By any measure, Tonto is far more wily than John Reid, the by-the-book lawman who has a masked destiny as the film's title character awaiting him on the dusty frontier. Reid is played by Armie Hammer, the 6-foot-5 actor best known for his roles as the embroiled Winklevoss twins in "The Social Network" and the FBI chief's dapper right-hand man in Clint Eastwood's "J. Edgar."
The garrulous Hammer says he marvels at Depp's talent and, fresh from a scuffle scene with his costar, laughed out loud when asked whether there were any parallels between the pair's relationship on-screen and off.
"It's very similar to our characters, because we are stuck together by fate," Hammer said, squinting through sweat and the pale dust that coated the entire set. "We are less like our characters in that we're just having a great time together."

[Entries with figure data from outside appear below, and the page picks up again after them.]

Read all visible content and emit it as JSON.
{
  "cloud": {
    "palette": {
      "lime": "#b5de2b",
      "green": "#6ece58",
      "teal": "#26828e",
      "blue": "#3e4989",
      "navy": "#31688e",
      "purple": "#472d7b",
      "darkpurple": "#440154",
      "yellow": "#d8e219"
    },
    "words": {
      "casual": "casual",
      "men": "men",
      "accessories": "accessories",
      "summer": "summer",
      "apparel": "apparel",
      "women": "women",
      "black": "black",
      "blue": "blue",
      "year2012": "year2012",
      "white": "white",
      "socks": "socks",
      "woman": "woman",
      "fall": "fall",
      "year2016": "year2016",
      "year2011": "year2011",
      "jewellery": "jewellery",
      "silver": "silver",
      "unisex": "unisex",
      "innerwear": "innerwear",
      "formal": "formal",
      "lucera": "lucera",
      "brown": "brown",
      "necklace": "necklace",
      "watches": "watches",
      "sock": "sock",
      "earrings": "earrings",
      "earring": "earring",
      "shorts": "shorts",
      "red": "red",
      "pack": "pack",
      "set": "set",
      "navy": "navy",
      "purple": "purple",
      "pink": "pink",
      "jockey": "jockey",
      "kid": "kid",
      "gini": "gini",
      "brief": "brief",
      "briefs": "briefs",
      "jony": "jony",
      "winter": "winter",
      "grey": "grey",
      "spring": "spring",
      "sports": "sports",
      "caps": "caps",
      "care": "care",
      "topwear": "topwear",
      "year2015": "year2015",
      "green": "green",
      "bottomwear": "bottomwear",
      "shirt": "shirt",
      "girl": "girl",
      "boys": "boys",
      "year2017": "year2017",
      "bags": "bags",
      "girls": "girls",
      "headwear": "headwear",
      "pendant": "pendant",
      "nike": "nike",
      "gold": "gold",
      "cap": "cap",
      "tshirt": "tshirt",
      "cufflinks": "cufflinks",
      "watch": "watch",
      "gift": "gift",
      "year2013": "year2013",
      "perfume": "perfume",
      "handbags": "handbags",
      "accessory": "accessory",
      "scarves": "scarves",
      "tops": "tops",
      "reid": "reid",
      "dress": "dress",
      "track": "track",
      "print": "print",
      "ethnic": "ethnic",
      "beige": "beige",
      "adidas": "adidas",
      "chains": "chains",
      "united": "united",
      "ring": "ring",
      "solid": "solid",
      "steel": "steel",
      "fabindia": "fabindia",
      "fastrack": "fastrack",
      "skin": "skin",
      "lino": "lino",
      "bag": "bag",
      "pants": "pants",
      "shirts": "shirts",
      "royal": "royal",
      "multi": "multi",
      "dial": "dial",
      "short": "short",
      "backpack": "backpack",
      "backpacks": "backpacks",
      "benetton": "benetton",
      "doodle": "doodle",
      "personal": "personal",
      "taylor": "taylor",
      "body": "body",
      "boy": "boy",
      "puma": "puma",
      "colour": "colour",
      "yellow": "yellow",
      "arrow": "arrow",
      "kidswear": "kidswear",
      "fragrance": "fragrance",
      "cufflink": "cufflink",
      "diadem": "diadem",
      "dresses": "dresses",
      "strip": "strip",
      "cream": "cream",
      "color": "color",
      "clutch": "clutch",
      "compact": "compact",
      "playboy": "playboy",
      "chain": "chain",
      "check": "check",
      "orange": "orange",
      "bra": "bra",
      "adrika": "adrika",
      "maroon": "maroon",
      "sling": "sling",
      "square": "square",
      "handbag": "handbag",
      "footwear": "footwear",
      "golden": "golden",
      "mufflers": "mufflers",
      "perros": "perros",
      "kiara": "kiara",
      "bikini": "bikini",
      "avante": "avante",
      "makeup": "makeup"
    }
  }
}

The two look like they're having fun while filming a tussle that leaves Hammer's character dazed and flat on his back in the scrub while Depp's Tonto marches off into the desert beneath the stuffed crow that he wears atop his head like a winged, ebony crown. As Depp shook his head with amused admiration, his young costar moaned from the desert floor. "I think," Hammer said, "I did something to my cortex."
In many ways, this new project flies under the same flag as Depp's "Pirates of the Caribbean" franchise. It reunites the actor with director Gore Verbinski and producer Jerry Bruckheimer, the trio that launched the swashbuckling series amid a deafening chorus of skepticism from outsiders (who said the genre had no place in a post-"Matrix" marketplace) and the studio (where executives fretted about Depp's fey and boozy Jack Sparrow anti-hero). The trio was right, and everyone else was wrong.

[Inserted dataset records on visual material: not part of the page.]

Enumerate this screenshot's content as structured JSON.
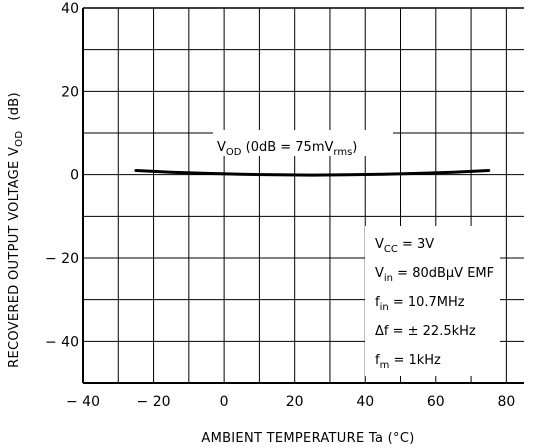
{
  "chart_data": {
    "type": "line",
    "xlabel": "AMBIENT TEMPERATURE   Ta   (°C)",
    "ylabel": {
      "main": "RECOVERED OUTPUT VOLTAGE   V",
      "sub": "OD",
      "unit": "(dB)"
    },
    "xlim": [
      -40,
      85
    ],
    "ylim": [
      -50,
      40
    ],
    "x_ticks": [
      -40,
      -20,
      0,
      20,
      40,
      60,
      80
    ],
    "x_tick_labels": [
      "− 40",
      "− 20",
      "0",
      "20",
      "40",
      "60",
      "80"
    ],
    "y_ticks": [
      40,
      20,
      0,
      -20,
      -40
    ],
    "y_tick_labels": [
      "40",
      "20",
      "0",
      "− 20",
      "− 40"
    ],
    "grid": true,
    "series": [
      {
        "name": "VOD (0dB = 75mVrms)",
        "x": [
          -25,
          -15,
          -5,
          5,
          15,
          25,
          35,
          45,
          55,
          65,
          75
        ],
        "y": [
          1.0,
          0.6,
          0.3,
          0.1,
          0.0,
          -0.1,
          0.0,
          0.1,
          0.3,
          0.6,
          1.0
        ]
      }
    ],
    "curve_label": {
      "pre": "V",
      "sub1": "OD",
      "mid": " (0dB = 75mV",
      "sub2": "rms",
      "post": ")"
    },
    "conditions": [
      {
        "pre": "V",
        "sub": "CC",
        "post": " = 3V"
      },
      {
        "pre": "V",
        "sub": "in",
        "post": " = 80dBμV  EMF"
      },
      {
        "pre": "f",
        "sub": "in",
        "post": " = 10.7MHz"
      },
      {
        "pre": "Δf = ± 22.5kHz",
        "sub": "",
        "post": ""
      },
      {
        "pre": "f",
        "sub": "m",
        "post": " = 1kHz"
      }
    ]
  }
}
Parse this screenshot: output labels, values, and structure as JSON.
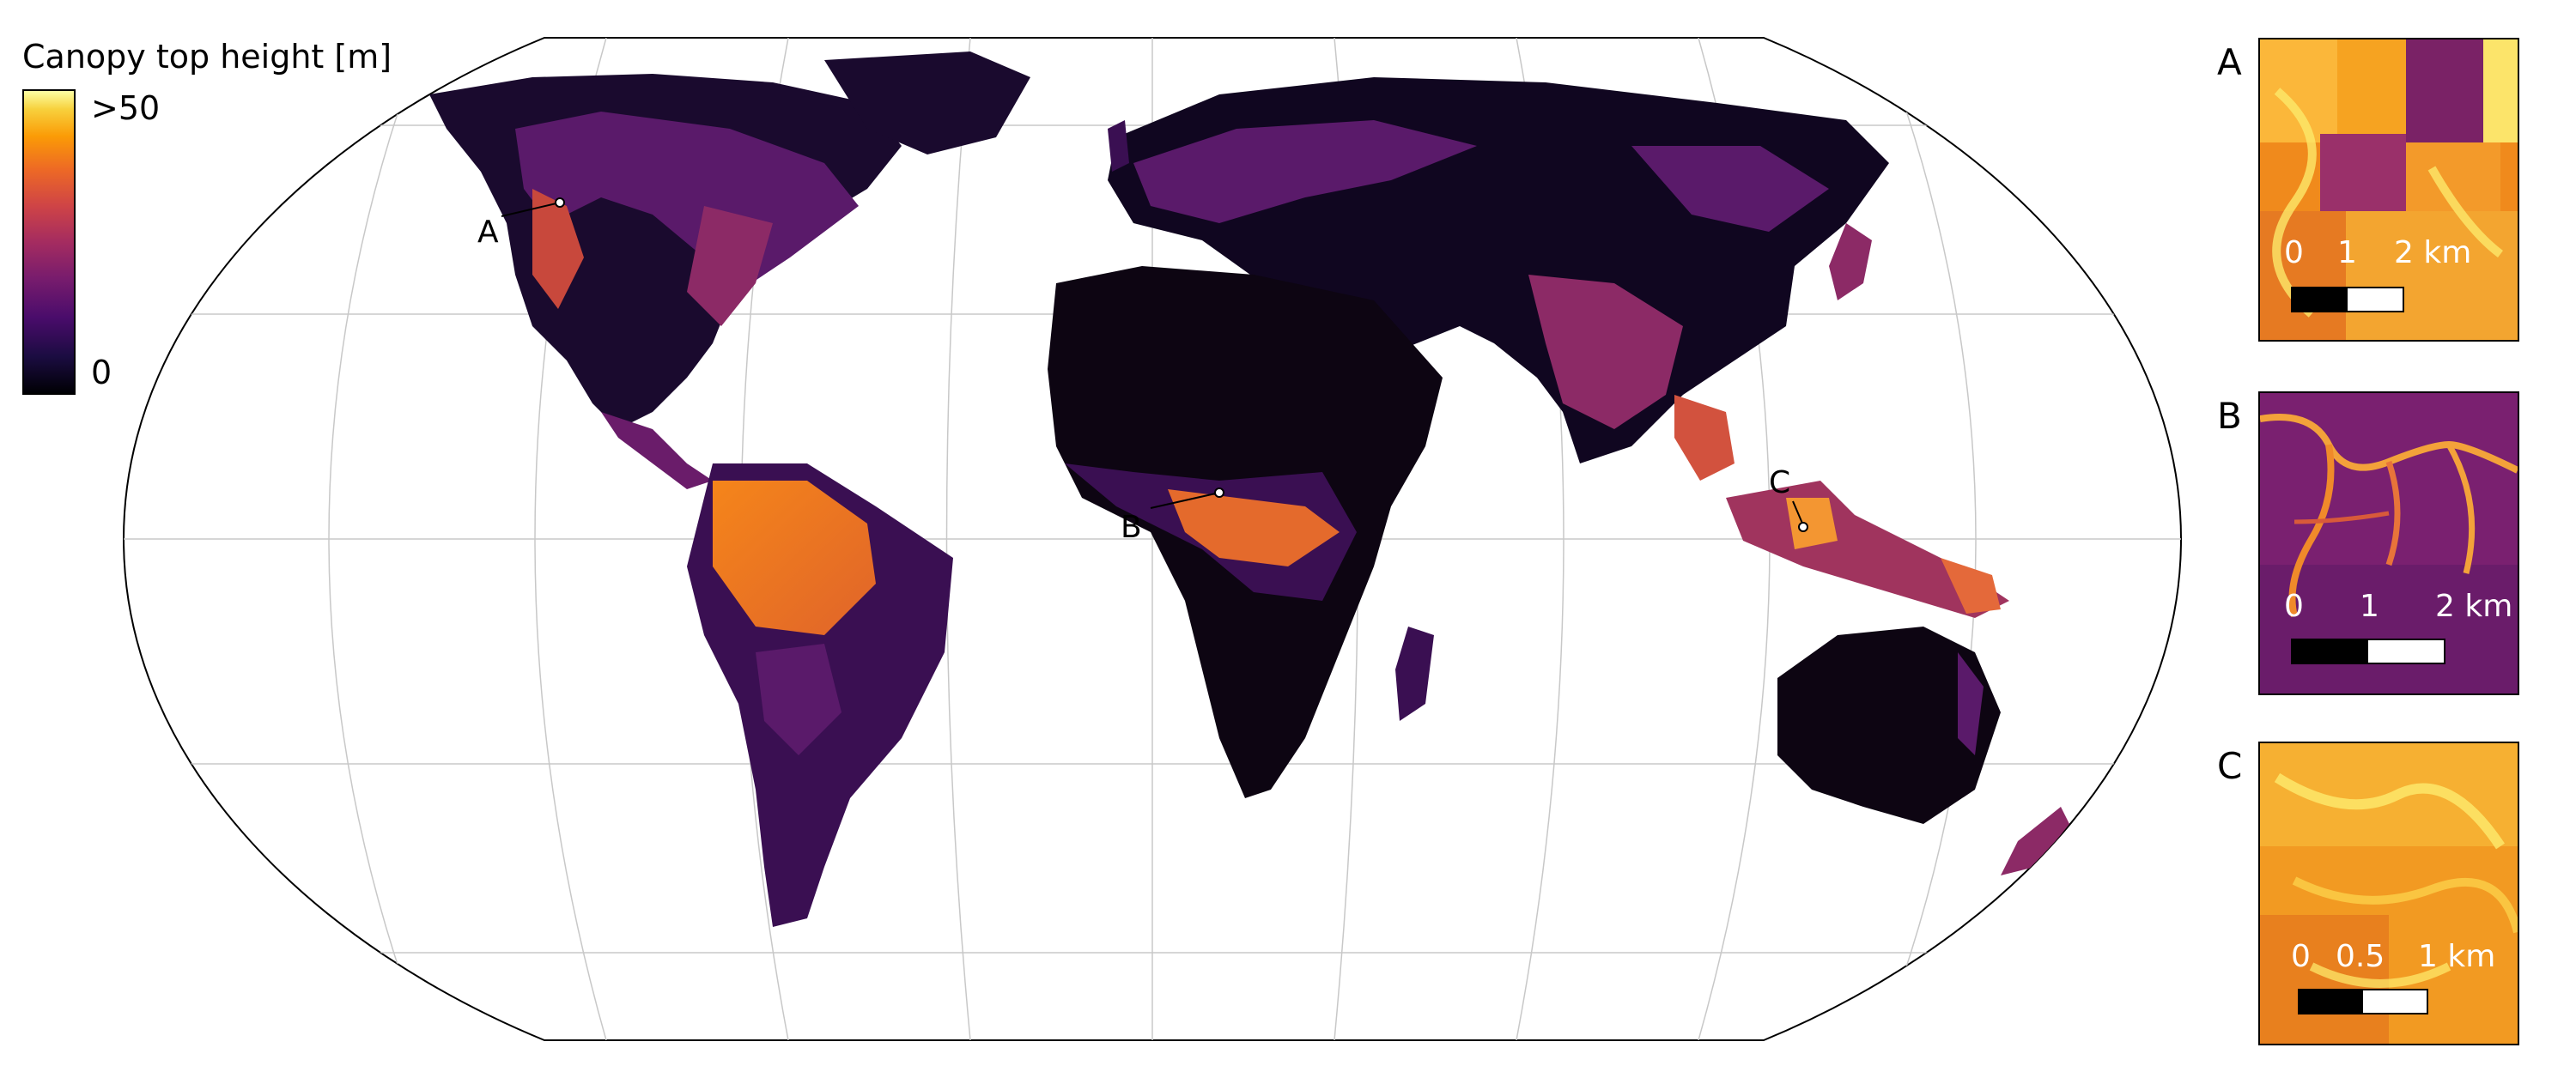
{
  "legend": {
    "title": "Canopy top height [m]",
    "max_label": ">50",
    "min_label": "0",
    "colormap": "inferno",
    "colors": [
      "#000004",
      "#4a0c6b",
      "#a52c60",
      "#ed6925",
      "#fb9b06",
      "#fcffa4"
    ]
  },
  "map": {
    "projection": "Robinson",
    "graticule": true,
    "site_labels": [
      "A",
      "B",
      "C"
    ]
  },
  "panels": [
    {
      "letter": "A",
      "scale_labels": [
        "0",
        "1",
        "2 km"
      ]
    },
    {
      "letter": "B",
      "scale_labels": [
        "0",
        "1",
        "2 km"
      ]
    },
    {
      "letter": "C",
      "scale_labels": [
        "0",
        "0.5",
        "1 km"
      ]
    }
  ]
}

For the producer, the mythology of the Lone Ranger — the silver bullets, the Rossini theme song, the white steed, the call of "Hi-yo, Silver!" — was a hometown heritage. Bruckheimer hails from Detroit, and so does the masked man. The Old West, it turns out, was located over on East Jefferson Avenue, where WXYZ-AM launched "The Lone Ranger" radio show in 1933 and watched it grow into a national sensation.
"I was like every kid with the six-shooters and playing cowboys and Indians, and now here we are, the biggest game of cowboys and Indians you could have," Bruckheimer said as he walked toward one of the film's major expenses — an eight-mile stretch of new railroad, two locomotives and a row of meticulously manufactured train cars.
And, yes, there's a major train wreck in the film. That fact will tantalize Hollywood pundits who pounced on the project in 2011 when Rich Ross, then the chief of Walt Disney Pictures, pulled the plug on it in a public way and then reinstated it weeks later after the $250-million budget had been shaved to $215 million.
Will the wisdom of the trio prove right again? Bruckheimer thinks the film is a sure bet.
"This is a great summer movie, with classic characters and a new story with a lot of gravitas," he said. "And we have one of the biggest movie stars in the world with Johnny and a star-in-the-making with Armie. And this is a very different version of this story."
Indeed, the script by Justin Haythe ("Revolutionary Road") mines the rich terrain that lies between frontier truth and Old West legend. It presents Tonto as "a tribe of one," as Haythe puts it, and a character who is not always what he seems — he's misleading and a touch mystic, a con man connected to the cosmic. If that doesn't sound like the Tonto you remember (most likely Jay Silverheels, the taciturn sidekick in buckskin who shared the trail with Clayton Moore's Ranger) well, that's the whole point.
"We were focused more on the true Native American aspect instead of interpreting this artificial version that was a mash-up of make believe and [stereotypes]," Depp said, "and that became the way they've been represented in film for 100 years or more."
Despite the unlined face, Depp turns 50 a few weeks before "The Lone Ranger" hits theaters. That milestone and the tepid commercial success of his last film, "Dark Shadows," will stir questions about the star's wattage level, but under the New Mexico sky he seemed a million miles away from that sort of career calculation. The man with the painted face wasn't interested in predictions or destinations.
Depp was too possessed by the moment and the promise of the journey. "The desert doesn't even notice us, we aren't here long enough," he said, sounding sage and centered despite the black bird sprouting from his head. "It's the ride, that's the fun part."